One of my inner circle relatives has decent assets to live in and a good passive business running. Recently, an elderly person in their family had an accident. It cost them nearly 10 lakhs for hospitalization.
At that time, the family was not able to liquidate the amount for an emergency, which finally led to a few borrowings and loans.
If they have covered emergency corpus and health insurance in check. They don’t have to be in this scenario.
It’s not their mistake, because most people are still not aware of this. I’ve covered these 3 basics in this post in detail. Check it out later.
Though you may find these things small. If you do not take these 3 basics seriously, believe me, they are all the biggest wealth destroyers.
#3 Going full-on equity
One of the common mistakes all retail investors make is “going full-on equity”, even me before.
Markets can go down again, like in the 2008 financial crisis or the 2020 COVID crash.
If you’re 100% invested in equities and something goes wrong in the market, your entire portfolio will be affected, and it might even take years to get back to normal.
From housing finance crash, if you invested in Nifty in December 2007, you’d be negative in returns until September 2013. You should have waited for 5 years (Dec 2013) to get a positive return.
What would you do if you wanted money in this situation? Will you book a loss and exit?
100% equity will not only make your portfolio red, but also it will not give you the confidence to invest again in the market. (But this is the time you’ve got to invest)
The solution is that (100 – your age) % should be in equity. And for the rest, you must stay on a fixed income.
It can be either in EPF, bonds, or any debt mutual fund. These can act as a pillar of support during financial distress.
#4 Buying products immediately
At the initial stages of my career, when my salary got credited, I used to buy things from my wish list (irrespective of needs and wants).
I even bought products for a price that equaled my salary.
Here, I’m not telling you not to buy any stuff, but not immediately.
Nowadays, I use a “goal-based investing” model for buying products.
In case I need to buy a new smartphone, let’s say 30,000 INR. I’m not going to buy it tomorrow immediately, even if I am able to afford it.
Suppose I could run with the current smartphone for the next 6 months. Then I’ll invest 5,000 INR every month in an arbitrage fund. At the end of the sixth month, I’ll have 30K + a little interest.
Now, I will withdraw the money from the fund and buy myself a new smartphone.

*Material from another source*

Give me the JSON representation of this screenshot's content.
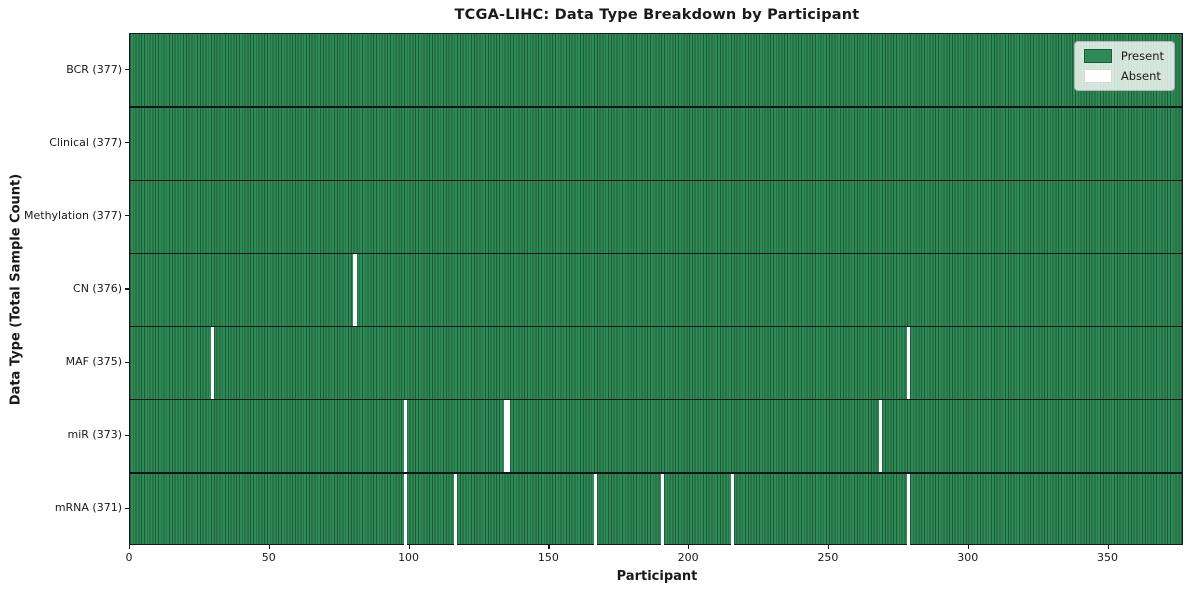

Why do you have to do this?
- You’re giving yourself enough time to decide whether the decision to buy a smartphone is good or not.
- You get minimal interest for the amount invested. With that, you can buy decent-quality mobile accessories (especially for the iPhone, where you need to buy everything other than the phone).
- If you’ve bought a phone immediately, then you’re screwed with the current month’s expenses. But by goal-based investing, you just have to spend an additional 5K on your expenses.
So, consider this method when buying new gadgets, saving for a sister’s marriage, or buying a new home. Based on your goal’s tenure, you can choose funds accordingly.
See later: Are you overspending? Want to control it?
Closure
These are the few mistakes I see people around me make over and over without correcting them; hopefully, this post will wake you up and help you do the right thing on your personal finance journey.